Plus qu’une startup nation, la France est une « entrepreneur nation » : en 2019 on recensait 1,9 millions d’indépendants, dont 600 000 étaient qualifiés. Ils constituent la catégorie de travailleurs qui a le plus cru au cours de ces 10 dernières années. Pourtant, souvent désignés sous le large terme de “freelances”, ils constituent encore un groupe indéfinissable auprès de nombreux acteurs et en particulier les décideurs politiques. La clarification de leur définition est essentielle pour éviter les amalgames et la comparaison dangereuse à d’autres acteurs relevant, eux, de la gig economy (petits boulots), aux besoins et intérêts bien différents
Entrepreneur indépendant : un choix professionnel
“Avoir un client plus qu’un patron”, c’est le choix que font aujourd’hui de nombreux travailleurs qualifiés que nous nommerons “entrepreneurs indépendants”. Il s’agit de profils en quête de plus de liberté, de sens et de flexibilité dans la manière d’exercer leur métier et d’appréhender leur parcours professionnel. Nous parlons ici d’entrepreneurs qui sont pour la majorité diplômés de l’enseignement supérieur, qui appartiennent à toutes les générations et notamment les plus seniors. Traditionnellement présents dans les métiers du numérique (IT, Tech), ils couvrent aujourd’hui un éventail plus large d’expertises intellectuelles (conseil, management de transition, communication, etc.). Ces entrepreneurs indépendants vendent leur expertise dans le cadre de missions spécifiques et se distinguent des indépendants à la tâche qui relèvent essentiellement de la Gig Economy (petits boulots). Aujourd’hui, d’un point de vue juridique, il n’y a pas vraiment de distinction entre les deux catégories. Elle est pourtant fondamentale.
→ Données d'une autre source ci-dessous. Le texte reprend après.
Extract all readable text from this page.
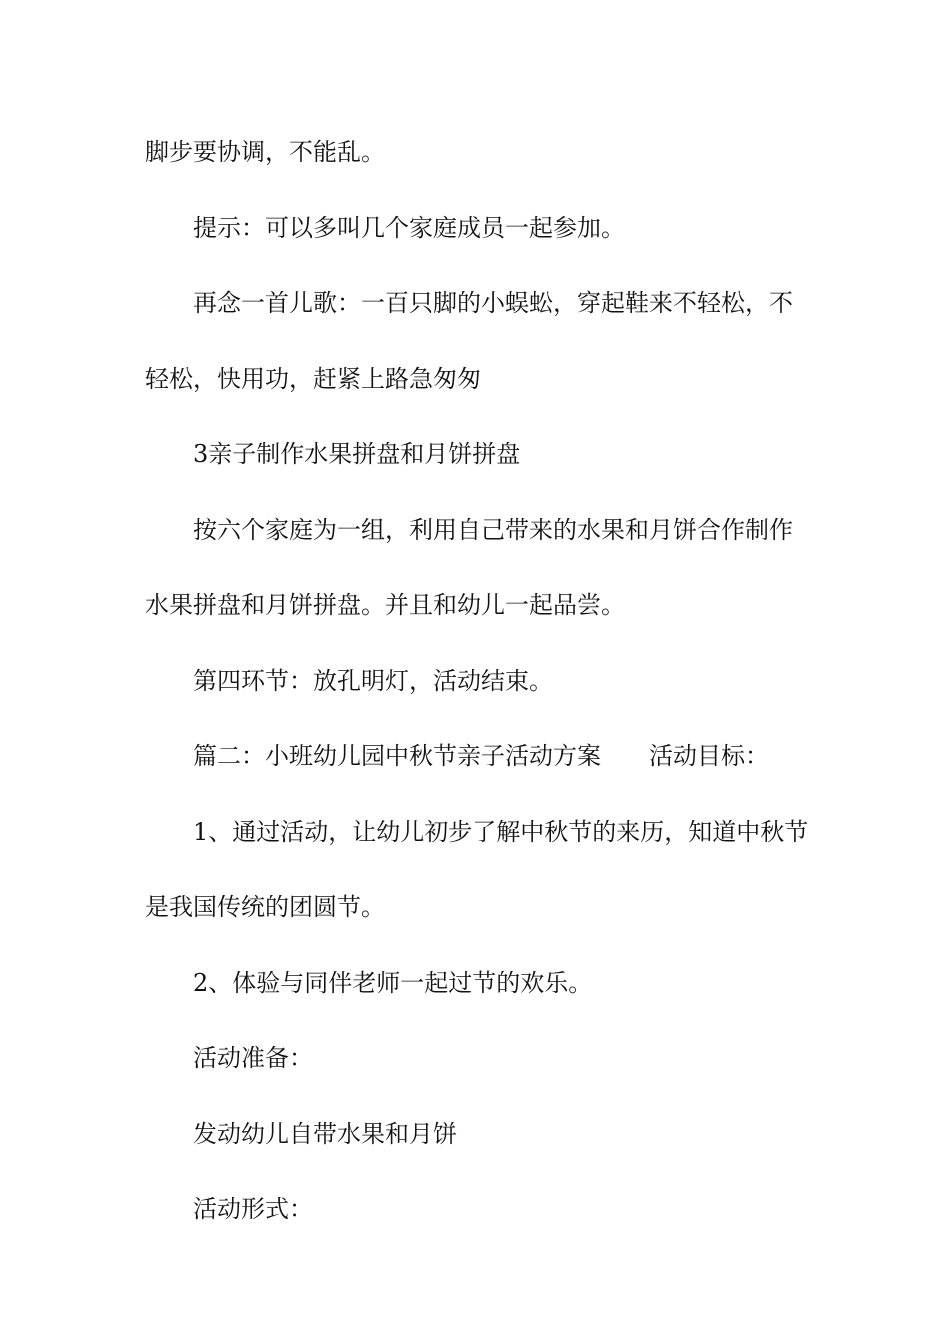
脚步要协调，不能乱。
提示：可以多叫几个家庭成员一起参加。
再念一首儿歌：一百只脚的小蜈蚣，穿起鞋来不轻松，不
轻松，快用功，赶紧上路急匆匆
3亲子制作水果拼盘和月饼拼盘
按六个家庭为一组，利用自己带来的水果和月饼合作制作
水果拼盘和月饼拼盘。并且和幼儿一起品尝。
第四环节：放孔明灯，活动结束。
篇二：小班幼儿园中秋节亲子活动方案 活动目标：
1、通过活动，让幼儿初步了解中秋节的来历，知道中秋节
是我国传统的团圆节。
2、体验与同伴老师一起过节的欢乐。
活动准备：
发动幼儿自带水果和月饼
活动形式：
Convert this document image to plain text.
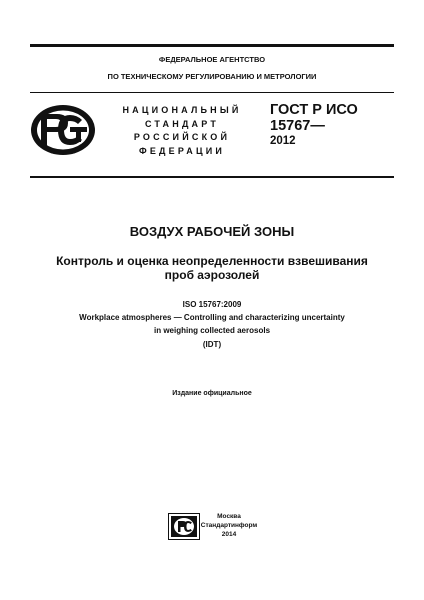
ФЕДЕРАЛЬНОЕ АГЕНТСТВО
ПО ТЕХНИЧЕСКОМУ РЕГУЛИРОВАНИЮ И МЕТРОЛОГИИ
НАЦИОНАЛЬНЫЙ
СТАНДАРТ
РОССИЙСКОЙ
ФЕДЕРАЦИИ
ГОСТ Р ИСО
15767—
2012
ВОЗДУХ РАБОЧЕЙ ЗОНЫ
Контроль и оценка неопределенности взвешивания
проб аэрозолей
ISO 15767:2009
Workplace atmospheres — Controlling and characterizing uncertainty
in weighing collected aerosols
(IDT)
Издание официальное
Москва
Стандартинформ
2014
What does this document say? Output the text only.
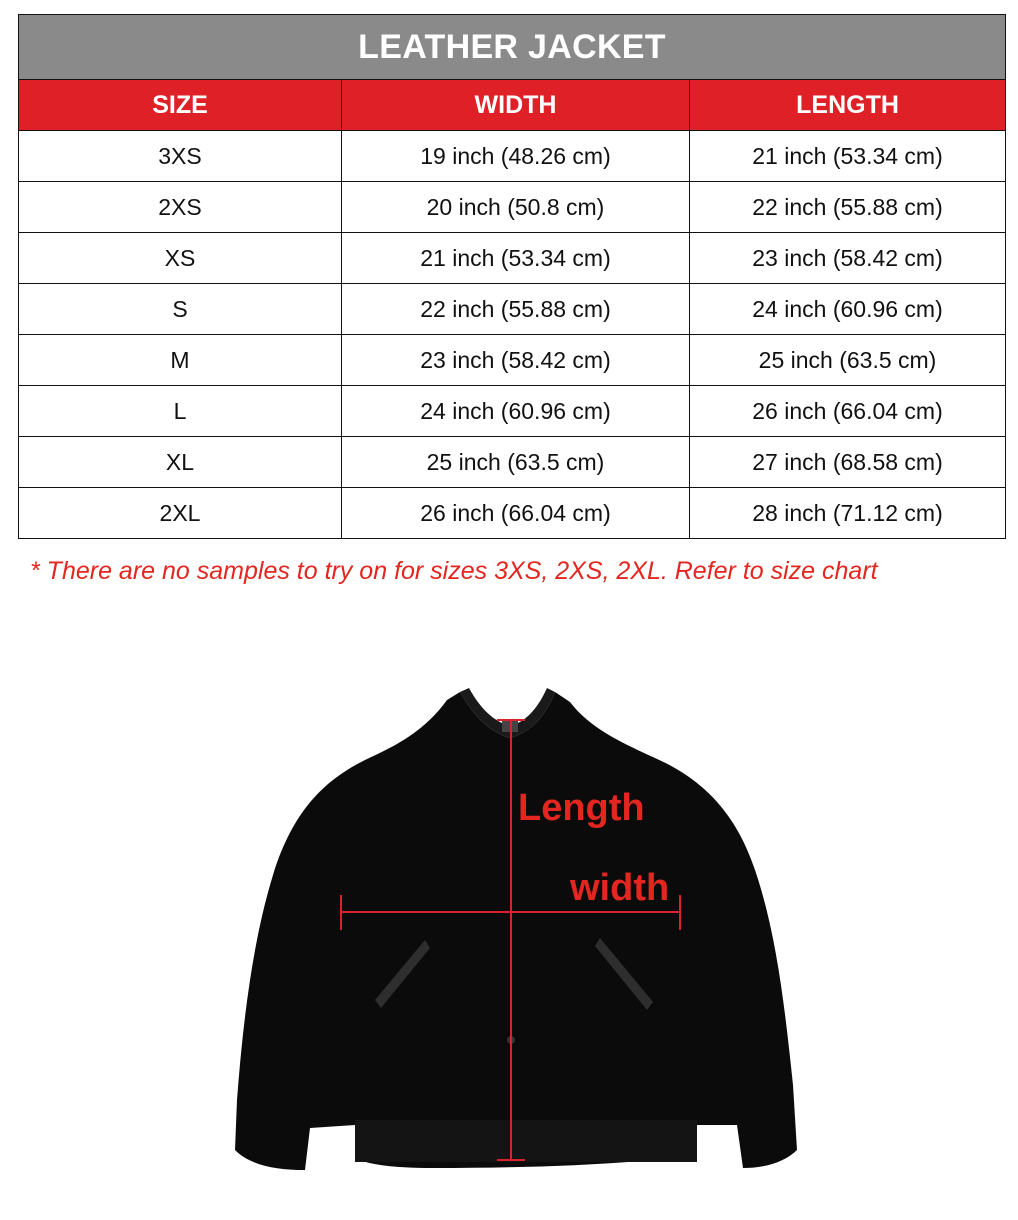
LEATHER JACKET		
SIZE	WIDTH	LENGTH
3XS	19 inch (48.26 cm)	21 inch (53.34 cm)
2XS	20 inch (50.8 cm)	22 inch (55.88 cm)
XS	21 inch (53.34 cm)	23 inch (58.42 cm)
S	22 inch (55.88 cm)	24 inch (60.96 cm)
M	23 inch (58.42 cm)	25 inch (63.5 cm)
L	24 inch (60.96 cm)	26 inch (66.04 cm)
XL	25 inch (63.5 cm)	27 inch (68.58 cm)
2XL	26 inch (66.04 cm)	28 inch (71.12 cm)
* There are no samples to try on for sizes 3XS, 2XS, 2XL. Refer to size chart
Length
width
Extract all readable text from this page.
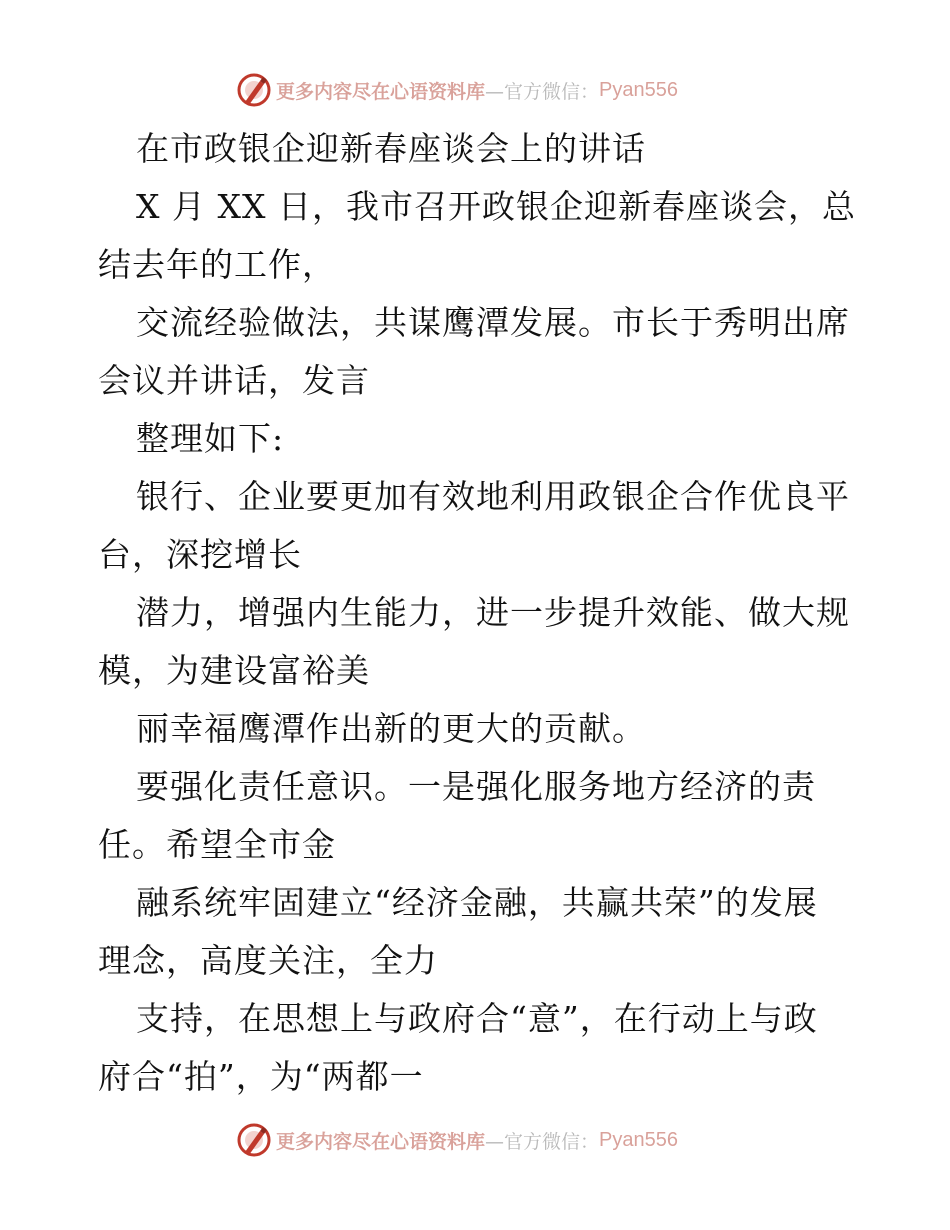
更多内容尽在心语资料库 —官方微信： Pyan556
在市政银企迎新春座谈会上的讲话
X 月 XX 日，我市召开政银企迎新春座谈会，总
结去年的工作，
交流经验做法，共谋鹰潭发展。市长于秀明出席
会议并讲话，发言
整理如下:
银行、企业要更加有效地利用政银企合作优良平
台，深挖增长
潜力，增强内生能力，进一步提升效能、做大规
模，为建设富裕美
丽幸福鹰潭作出新的更大的贡献。
要强化责任意识。一是强化服务地方经济的责
任。希望全市金
融系统牢固建立“经济金融，共赢共荣”的发展
理念，高度关注，全力
支持，在思想上与政府合“意”，在行动上与政
府合“拍”，为“两都一
更多内容尽在心语资料库 —官方微信： Pyan556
Là où les premiers sont en quête de liberté pour s’émanciper, les seconds ont besoin d’un cadre strict pour être protégés.
Une opportunité unique pour nos entreprises
A l’aune des crises que nous traversons, la compétitivité d’une économie repose aussi sur sa capacité à multiplier les sources où puiser ses talents. Or, les entrepreneurs indépendants constituaient près de 2 % de la population active en France en 2020, un chiffre appelé à augmenter alors que le marché des freelances devrait observer une croissance de 10% entre 2020 et 2025. Les entrepreneurs indépendants constituent un vivier de talents rapidement mobilisable pour les organisations en quête de créativité, mais aussi d’expertises pénuriques au sein de secteurs extrêmement compétitifs. Une étude Udacity révèle par exemple, pour 59% des entreprises, les pénuries de talents, et plus particulièrement dans le digital, ont un impact négatif sur leurs performances.
Dans un pays où il est facile d’entreprendre et où le statut d’auto-entrepreneur est un avantage concurrentiel, nous devons être fiers de ce nouveau modèle d’organisation qui façonne la “talent economy”. Pourtant, des freins administratifs et juridiques rendent encore son déploiement lourd et fastidieux.
Le besoin primordial d’adopter une vision d’ensemble
Au-delà des habitudes qui ont parfois la vie dure, le manque de compréhension – voire le désintérêt de la sphère publique – quant aux réalités et aux attentes de ces indépendants qualifiés freine leur capacité à se déployer au sein des entreprises.
Le cadre (administratif, réglementaire ou autres) d’une possible collaboration entre entreprises et indépendants manque cruellement de lisibilité : flou juridique autour de la notion même d’entrepreneur indépendant, risques potentiels sur le terrain du droit du travail, changements de processus et de cultures d’entreprise, etc.
Pour contrer ces obstacles, nous identifions plusieurs leviers. Revenons-en aux bases ! Nommons clairement ces entrepreneurs de l’économie des talents pour mieux identifier leurs besoins. Soit, tout travailleur qualifié qui fait le choix du travail indépendant et propose des services intellectuels à un client, quelle que soit son activité. Contribuons à faire émerger, pour tous ces talents, un sentiment d’appartenance à ce groupe aux besoins et intérêts communs, socle d’une future caisse de résonance plus audible et puissante pour faire entendre leurs revendications. Enfin, oeuvrons à convaincre les entreprises de se projeter sereinement dans cette nouvelle organisation.
Et pour que tout cela soit possible, il faut une clarification et la simplification des règles de collaborations entre entreprises et freelances, qui repose sur une vision d’une présomption d’indépendance appliquée à ces 600 000 oubliés de l’économie des talents Tout est là, à nous de jouer.